Family is also an important part of my life. I grew up with a large extended and close family. I feel like the members and clergy of Holy Apostles have always treated me like family. I am so grateful to be a part of the Holy Apostles community and on many occasions I have been literally moved to tears during the service because of how much love I feel for Holy Apostles. John and I are so blessed to have been married by Father Glenn in the sanctuary of Holy Apostles in June of 2014.

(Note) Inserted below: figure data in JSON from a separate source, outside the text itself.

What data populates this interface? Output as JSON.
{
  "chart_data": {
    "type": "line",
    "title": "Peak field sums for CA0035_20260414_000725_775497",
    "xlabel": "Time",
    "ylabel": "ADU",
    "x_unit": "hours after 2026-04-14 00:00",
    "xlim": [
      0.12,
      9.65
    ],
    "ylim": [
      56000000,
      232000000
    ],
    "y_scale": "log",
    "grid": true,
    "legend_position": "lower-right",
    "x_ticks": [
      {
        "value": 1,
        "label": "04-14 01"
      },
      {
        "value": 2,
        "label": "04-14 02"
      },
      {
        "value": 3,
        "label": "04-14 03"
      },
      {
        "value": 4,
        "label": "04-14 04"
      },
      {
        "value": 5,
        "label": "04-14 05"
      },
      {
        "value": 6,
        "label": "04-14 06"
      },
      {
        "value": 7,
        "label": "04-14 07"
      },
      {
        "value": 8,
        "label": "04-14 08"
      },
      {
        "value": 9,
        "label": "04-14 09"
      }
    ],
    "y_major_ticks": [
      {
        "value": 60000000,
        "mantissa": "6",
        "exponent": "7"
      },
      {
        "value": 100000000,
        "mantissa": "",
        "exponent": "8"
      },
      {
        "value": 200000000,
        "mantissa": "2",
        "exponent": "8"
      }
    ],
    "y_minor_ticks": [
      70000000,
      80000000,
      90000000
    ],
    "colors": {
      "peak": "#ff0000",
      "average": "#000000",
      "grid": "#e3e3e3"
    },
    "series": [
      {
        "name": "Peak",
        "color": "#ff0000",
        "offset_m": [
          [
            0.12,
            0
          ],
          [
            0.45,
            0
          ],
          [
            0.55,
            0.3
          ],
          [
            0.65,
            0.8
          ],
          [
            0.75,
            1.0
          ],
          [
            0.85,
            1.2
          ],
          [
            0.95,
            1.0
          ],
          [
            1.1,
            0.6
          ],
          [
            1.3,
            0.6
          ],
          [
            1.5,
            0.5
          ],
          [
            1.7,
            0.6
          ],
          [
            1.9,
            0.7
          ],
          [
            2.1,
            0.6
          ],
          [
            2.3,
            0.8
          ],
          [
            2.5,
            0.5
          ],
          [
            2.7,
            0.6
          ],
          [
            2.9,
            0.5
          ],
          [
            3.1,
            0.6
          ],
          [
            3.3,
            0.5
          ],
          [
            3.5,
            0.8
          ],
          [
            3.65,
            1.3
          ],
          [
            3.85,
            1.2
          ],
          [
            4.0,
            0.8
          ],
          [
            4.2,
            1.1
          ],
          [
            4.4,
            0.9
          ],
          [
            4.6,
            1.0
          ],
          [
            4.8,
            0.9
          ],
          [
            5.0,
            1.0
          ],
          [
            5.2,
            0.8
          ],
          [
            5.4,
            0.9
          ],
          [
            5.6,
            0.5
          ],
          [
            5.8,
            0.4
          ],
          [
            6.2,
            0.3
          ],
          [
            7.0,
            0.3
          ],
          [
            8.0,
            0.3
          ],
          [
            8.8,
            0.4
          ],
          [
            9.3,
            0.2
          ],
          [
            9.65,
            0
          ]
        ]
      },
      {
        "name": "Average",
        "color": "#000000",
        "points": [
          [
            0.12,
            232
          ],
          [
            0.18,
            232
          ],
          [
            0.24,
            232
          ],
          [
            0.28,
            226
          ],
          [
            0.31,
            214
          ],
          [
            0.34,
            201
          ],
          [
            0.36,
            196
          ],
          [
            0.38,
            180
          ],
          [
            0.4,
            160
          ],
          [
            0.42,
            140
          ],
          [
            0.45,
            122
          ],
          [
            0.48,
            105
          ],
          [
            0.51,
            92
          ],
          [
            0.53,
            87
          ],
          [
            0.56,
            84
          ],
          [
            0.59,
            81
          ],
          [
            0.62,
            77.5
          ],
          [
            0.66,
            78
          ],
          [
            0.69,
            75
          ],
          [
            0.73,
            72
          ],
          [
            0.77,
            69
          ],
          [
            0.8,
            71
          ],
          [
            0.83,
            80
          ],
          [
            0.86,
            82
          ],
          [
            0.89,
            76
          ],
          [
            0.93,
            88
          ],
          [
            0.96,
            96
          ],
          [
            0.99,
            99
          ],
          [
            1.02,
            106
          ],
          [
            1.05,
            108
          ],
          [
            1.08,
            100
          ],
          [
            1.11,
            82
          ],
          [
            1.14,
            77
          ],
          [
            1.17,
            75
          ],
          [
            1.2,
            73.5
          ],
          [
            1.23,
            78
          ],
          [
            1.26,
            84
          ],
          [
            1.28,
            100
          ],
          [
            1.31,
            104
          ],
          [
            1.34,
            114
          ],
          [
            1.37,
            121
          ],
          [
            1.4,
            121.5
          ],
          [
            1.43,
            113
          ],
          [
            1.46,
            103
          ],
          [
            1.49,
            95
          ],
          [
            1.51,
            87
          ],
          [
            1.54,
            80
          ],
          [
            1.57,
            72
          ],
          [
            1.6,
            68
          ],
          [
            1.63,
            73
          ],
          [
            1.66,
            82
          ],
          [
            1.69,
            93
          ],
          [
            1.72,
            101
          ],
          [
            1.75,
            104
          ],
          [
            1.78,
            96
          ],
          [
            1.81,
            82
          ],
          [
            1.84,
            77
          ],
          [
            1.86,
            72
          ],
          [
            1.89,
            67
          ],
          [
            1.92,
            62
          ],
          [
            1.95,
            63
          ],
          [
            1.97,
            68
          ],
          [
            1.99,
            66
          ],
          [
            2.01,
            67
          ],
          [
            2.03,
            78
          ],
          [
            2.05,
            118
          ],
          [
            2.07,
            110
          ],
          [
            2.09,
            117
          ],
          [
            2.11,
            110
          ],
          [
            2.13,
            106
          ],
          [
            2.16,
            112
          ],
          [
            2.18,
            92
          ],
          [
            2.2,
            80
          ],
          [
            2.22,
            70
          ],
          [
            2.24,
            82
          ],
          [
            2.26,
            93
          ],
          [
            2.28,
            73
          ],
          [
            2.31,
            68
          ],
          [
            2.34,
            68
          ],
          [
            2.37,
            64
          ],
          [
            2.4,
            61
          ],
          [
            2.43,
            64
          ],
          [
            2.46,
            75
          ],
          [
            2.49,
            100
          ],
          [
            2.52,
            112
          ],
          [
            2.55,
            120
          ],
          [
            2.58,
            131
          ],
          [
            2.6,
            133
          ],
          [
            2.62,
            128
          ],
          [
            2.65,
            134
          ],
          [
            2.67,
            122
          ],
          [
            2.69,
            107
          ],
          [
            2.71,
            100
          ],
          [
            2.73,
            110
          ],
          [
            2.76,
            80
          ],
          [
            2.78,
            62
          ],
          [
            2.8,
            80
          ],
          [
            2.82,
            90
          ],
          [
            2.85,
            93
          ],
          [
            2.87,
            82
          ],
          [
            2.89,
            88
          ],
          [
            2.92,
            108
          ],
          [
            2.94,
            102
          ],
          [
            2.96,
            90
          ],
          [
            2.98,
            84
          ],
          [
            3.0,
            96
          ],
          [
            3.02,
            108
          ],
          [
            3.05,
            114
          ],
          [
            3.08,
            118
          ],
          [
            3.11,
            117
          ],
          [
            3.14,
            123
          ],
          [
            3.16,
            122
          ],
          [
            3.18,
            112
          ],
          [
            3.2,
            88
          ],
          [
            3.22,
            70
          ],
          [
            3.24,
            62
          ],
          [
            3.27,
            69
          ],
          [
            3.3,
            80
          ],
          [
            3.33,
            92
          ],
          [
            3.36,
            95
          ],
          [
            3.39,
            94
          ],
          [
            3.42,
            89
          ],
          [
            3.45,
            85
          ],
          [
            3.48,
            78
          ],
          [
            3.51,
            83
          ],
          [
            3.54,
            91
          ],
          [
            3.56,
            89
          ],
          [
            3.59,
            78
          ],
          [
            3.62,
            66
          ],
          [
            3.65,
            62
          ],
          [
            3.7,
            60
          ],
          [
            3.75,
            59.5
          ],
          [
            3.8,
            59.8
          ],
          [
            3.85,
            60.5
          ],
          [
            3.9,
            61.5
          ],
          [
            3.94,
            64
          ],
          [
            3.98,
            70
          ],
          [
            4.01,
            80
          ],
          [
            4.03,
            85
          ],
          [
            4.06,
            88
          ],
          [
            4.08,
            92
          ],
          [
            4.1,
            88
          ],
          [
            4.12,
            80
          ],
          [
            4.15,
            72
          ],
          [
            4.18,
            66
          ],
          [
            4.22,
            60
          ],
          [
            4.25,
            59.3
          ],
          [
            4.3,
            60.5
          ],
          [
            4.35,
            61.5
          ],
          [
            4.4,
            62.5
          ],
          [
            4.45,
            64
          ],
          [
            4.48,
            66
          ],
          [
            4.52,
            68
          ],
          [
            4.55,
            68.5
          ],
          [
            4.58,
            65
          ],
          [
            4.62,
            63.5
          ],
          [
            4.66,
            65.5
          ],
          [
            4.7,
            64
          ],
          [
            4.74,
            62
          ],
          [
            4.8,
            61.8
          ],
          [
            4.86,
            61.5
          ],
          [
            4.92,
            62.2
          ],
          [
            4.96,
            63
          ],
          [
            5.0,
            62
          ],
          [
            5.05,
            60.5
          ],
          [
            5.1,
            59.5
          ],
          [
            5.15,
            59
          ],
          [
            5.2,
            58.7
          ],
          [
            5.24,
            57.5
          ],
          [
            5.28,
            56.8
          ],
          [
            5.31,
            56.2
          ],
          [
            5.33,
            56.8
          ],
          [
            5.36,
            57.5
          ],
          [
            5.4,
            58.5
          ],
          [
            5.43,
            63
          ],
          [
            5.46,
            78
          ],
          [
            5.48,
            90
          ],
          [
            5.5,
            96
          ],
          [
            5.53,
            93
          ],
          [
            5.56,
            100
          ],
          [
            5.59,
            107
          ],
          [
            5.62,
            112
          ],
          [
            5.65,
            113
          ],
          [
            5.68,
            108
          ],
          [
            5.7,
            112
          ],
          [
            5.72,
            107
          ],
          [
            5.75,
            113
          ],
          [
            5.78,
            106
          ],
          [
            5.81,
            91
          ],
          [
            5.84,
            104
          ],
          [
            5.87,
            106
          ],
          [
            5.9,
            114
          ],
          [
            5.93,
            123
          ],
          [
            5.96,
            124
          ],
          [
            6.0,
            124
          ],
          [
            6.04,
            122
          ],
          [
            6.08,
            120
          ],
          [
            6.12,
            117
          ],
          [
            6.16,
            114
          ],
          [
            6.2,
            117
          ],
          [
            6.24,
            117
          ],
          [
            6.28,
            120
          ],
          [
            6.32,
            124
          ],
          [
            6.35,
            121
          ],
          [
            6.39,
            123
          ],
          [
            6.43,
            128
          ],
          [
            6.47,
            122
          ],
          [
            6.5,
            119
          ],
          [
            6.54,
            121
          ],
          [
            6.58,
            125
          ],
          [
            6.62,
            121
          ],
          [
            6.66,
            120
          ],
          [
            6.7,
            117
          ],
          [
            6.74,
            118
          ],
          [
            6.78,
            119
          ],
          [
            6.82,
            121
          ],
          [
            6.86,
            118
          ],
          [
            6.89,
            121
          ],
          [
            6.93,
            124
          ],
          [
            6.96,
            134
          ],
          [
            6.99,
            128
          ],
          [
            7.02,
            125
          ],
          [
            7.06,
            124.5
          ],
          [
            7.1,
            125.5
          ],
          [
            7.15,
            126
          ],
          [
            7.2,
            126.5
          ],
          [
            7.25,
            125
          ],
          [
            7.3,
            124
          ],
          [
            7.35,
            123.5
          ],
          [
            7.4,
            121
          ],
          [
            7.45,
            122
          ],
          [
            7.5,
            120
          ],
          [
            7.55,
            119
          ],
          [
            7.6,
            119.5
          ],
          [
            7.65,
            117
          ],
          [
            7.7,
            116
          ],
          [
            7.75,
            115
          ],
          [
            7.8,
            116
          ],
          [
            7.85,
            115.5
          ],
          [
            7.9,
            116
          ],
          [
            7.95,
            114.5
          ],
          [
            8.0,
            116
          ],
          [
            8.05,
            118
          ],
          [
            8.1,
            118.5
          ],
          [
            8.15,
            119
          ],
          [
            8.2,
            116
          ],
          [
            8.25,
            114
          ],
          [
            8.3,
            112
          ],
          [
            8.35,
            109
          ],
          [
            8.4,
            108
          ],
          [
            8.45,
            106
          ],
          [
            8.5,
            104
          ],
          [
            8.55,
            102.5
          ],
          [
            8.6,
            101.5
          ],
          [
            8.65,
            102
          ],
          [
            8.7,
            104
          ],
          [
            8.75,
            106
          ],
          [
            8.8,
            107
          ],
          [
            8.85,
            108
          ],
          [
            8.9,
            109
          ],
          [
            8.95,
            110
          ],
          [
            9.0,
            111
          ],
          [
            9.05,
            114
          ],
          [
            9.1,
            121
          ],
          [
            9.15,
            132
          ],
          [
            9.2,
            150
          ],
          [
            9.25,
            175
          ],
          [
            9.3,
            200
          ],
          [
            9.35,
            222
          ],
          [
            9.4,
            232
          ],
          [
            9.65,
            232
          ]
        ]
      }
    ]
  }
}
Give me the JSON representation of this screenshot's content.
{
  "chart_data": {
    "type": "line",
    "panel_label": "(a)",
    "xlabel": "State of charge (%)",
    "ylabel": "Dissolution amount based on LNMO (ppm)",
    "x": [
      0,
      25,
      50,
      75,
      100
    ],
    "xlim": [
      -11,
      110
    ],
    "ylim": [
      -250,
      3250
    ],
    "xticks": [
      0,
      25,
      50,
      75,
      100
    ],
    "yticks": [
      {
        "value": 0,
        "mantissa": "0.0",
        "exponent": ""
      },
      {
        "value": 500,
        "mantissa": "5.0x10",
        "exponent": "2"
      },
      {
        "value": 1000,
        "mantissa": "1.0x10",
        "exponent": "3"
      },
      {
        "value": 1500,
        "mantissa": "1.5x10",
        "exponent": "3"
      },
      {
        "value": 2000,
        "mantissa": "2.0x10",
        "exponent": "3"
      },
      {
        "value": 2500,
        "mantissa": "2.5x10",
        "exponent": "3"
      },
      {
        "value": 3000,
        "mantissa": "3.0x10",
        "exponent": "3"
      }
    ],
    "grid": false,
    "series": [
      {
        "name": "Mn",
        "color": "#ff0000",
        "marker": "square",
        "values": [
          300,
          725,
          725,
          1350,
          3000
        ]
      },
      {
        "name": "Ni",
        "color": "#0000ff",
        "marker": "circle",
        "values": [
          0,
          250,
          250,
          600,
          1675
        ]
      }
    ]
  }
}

The tradition, diversity and the feeling of family at the Church of the Holy Apostles is particularly evident in its mission to feed the hungry through the Church of the Holy Apostles Soup Kitchen (HASK). For 35 years HASK has been feeding our guests in our beautiful sanctuary. The “no question” policy of our guests solidifies diversity at HASK. We do not ask our guests to prove their necessity nor do we judge their need. Guests are also allowed to eat as many times as they like as long as they reenter the line. Food is a big part of family life, and HASK has a great crew who make delicious hot meals for our guests every weekday. I am so bleesed to belong to a church community whose mission is to provide a very important necessity of life.
My husband and I joined The Church of the Holy Apostles with our children in 1992. We have been happy to be involved in many aspects of life in this wonderful community, especially its important soup kitchen.
Our children attended Sunday school and served as acolytes. They both were confirmed at Holy Apostles.
We all have volunteered at the Holy Apostles Soup Kitchen, which we consider an essential part of our membership. I continue to volunteer regularly.
I have been a member of the Vestry for several years and was elected Warden in 2015. My responsibilities include participation in many of the committees which facilitate the functioning of this organization, such as the committee which recently completed its review of the relationship between the church and the soup kitchen.
As a software developer and programmer for Deutsch, a large marketing services agency and soup kitchen benefactor, I recognize the organizational and functional excellence of Holy Apostles Soup Kitchen.
Even first-time volunteers report how efficiently and effectively Soup Kitchen operations are managed, staffed and executed. I am truly proud of my involvement with this highly-regarded, volunteer-driven organization.
Through experience as a parish and vestry member, volunteer and fundraiser, I feel compelled to grow my contribution and further our most critical mission.